As you can probably tell, I really love these teachings of Jesus. They are not his instruction to let mean people walk all over us. He does not teach us that to be Christian is to accept victimization and even make ourselves available for more. He does teach us to seek equal restitution, yet, never to answer violence with violence. He teaches us how to resist discrimination and oppression by turning hateful actions upon their own heads. By inviting more of that injustice – slapping, suing, carrying – we shine a spotlight on how demeaning it is. We hold a big public mirror up to the evildoers, and they have to confront their undeniable cruelty.
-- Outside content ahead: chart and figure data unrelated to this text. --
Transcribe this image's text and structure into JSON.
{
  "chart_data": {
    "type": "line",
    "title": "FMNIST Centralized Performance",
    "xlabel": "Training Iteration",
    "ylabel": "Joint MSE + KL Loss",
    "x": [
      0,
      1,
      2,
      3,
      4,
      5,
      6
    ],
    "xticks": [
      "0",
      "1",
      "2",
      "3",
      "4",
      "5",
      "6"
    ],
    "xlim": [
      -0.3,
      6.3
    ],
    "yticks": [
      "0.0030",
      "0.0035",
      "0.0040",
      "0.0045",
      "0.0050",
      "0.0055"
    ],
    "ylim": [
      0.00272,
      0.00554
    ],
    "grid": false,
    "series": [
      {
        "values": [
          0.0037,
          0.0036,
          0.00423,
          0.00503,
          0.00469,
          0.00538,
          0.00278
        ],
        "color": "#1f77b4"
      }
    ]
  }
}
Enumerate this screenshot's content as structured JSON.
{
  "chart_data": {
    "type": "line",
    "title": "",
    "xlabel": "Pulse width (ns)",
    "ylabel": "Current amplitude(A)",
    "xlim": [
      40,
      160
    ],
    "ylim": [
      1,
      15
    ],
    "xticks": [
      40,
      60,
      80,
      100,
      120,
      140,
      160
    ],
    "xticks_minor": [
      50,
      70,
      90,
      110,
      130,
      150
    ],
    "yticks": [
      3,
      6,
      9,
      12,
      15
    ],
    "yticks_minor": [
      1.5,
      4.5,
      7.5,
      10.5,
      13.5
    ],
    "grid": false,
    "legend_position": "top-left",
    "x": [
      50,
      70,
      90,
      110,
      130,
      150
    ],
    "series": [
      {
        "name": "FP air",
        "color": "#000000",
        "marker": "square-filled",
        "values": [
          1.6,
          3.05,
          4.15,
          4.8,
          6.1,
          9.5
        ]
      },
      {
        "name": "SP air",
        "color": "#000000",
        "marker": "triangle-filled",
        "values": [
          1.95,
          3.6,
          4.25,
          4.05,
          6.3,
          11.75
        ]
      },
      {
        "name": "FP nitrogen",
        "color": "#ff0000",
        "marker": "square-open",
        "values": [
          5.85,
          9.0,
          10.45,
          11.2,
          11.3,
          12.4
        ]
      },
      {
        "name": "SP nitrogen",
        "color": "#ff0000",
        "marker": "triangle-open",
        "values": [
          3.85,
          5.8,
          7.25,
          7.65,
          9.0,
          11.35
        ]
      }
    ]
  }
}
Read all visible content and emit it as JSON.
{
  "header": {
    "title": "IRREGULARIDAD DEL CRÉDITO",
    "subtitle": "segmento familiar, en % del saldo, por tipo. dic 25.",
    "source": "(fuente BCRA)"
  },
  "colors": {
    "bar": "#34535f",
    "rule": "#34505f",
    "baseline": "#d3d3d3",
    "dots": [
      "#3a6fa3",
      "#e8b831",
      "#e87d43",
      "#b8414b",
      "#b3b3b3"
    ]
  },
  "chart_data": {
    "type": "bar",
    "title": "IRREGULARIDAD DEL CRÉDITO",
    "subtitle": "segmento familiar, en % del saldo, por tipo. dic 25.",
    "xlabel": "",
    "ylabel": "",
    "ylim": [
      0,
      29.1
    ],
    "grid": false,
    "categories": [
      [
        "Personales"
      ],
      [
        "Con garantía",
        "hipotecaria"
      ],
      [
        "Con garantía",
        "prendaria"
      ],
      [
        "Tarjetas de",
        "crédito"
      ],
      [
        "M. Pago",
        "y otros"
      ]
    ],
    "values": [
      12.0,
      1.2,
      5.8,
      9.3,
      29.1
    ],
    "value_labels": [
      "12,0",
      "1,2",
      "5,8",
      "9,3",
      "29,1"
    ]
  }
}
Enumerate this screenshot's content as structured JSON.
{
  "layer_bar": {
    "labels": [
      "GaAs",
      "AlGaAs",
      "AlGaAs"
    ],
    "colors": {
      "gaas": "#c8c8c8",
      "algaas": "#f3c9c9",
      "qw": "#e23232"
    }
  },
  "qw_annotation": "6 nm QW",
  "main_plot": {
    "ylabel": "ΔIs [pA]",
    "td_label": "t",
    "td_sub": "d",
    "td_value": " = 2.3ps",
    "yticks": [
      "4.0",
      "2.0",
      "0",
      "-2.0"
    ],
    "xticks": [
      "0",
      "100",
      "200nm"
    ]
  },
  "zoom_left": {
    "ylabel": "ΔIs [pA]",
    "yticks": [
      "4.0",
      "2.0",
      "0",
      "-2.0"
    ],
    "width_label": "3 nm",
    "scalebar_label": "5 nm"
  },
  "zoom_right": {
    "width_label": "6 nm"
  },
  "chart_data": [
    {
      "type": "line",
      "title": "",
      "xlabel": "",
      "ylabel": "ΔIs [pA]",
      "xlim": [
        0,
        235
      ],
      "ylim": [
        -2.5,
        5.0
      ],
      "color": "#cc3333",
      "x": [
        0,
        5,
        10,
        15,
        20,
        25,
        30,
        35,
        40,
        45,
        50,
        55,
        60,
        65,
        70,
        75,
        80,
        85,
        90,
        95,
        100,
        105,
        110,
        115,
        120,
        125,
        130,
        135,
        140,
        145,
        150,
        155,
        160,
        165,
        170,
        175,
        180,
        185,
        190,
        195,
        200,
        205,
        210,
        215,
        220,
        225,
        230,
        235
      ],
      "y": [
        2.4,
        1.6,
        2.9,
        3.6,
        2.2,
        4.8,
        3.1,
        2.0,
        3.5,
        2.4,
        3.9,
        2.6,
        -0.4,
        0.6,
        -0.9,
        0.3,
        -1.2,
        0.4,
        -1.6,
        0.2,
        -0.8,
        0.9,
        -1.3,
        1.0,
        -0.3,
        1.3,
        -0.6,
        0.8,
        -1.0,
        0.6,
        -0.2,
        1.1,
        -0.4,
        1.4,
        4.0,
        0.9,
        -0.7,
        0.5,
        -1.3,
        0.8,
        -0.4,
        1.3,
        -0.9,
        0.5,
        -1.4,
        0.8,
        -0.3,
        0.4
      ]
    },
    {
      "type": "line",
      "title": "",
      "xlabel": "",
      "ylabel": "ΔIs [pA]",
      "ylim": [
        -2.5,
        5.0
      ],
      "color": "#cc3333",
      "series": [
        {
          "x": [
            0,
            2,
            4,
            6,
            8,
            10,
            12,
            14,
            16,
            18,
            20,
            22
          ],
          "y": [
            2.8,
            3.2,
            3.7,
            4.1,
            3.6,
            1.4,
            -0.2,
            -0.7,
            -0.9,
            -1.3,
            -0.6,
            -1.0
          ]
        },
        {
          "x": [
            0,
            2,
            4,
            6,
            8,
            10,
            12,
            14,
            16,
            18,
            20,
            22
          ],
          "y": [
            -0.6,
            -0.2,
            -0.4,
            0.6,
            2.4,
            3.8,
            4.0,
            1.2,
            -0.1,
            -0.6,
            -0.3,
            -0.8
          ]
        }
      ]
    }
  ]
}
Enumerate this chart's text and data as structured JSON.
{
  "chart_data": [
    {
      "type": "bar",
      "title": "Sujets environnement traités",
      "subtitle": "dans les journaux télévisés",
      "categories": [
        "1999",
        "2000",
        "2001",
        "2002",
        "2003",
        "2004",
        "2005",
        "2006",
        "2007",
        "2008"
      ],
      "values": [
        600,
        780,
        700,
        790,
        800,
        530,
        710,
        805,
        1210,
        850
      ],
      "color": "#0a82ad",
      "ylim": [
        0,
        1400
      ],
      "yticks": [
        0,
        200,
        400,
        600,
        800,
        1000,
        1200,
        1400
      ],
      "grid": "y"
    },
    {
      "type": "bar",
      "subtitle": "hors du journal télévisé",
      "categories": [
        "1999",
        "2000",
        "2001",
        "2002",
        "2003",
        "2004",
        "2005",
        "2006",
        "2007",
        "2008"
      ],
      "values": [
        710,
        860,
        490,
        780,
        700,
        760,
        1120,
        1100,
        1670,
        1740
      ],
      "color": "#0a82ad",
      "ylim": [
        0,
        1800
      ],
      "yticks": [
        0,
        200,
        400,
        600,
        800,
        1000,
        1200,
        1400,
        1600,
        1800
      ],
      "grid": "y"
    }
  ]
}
“Going the extra mile” does not mean “to be a good sport.” It means an audacious insistence on human dignity and equality. It means using the humble tools at one’s disposal to expose dominations of any kind. It shows us, even if we seem entirely powerless, how the moral power of our principled non-violence trumps all physical power (as we saw in Tahrir Square). “Going the extra mile” means proclaiming the dignity and infinite value of demeaned people anywhere. Perhaps, going the extra mile right now means supporting citizens of Arab countries in their non-violent protests for democracy, for freedom from autocratic rulers. Friends, wherever we find ourselves in the days and years to come, let us always be committed, on our own behalf or anyone else’s, to going that extra mile.
Amen.
Bibliography
Douglas R.A. Hare, Matthew, Interpretation Series, John Knox Press, 1993.
Walter Wink, Violence and Non-Violence: Jesus’ Third Way.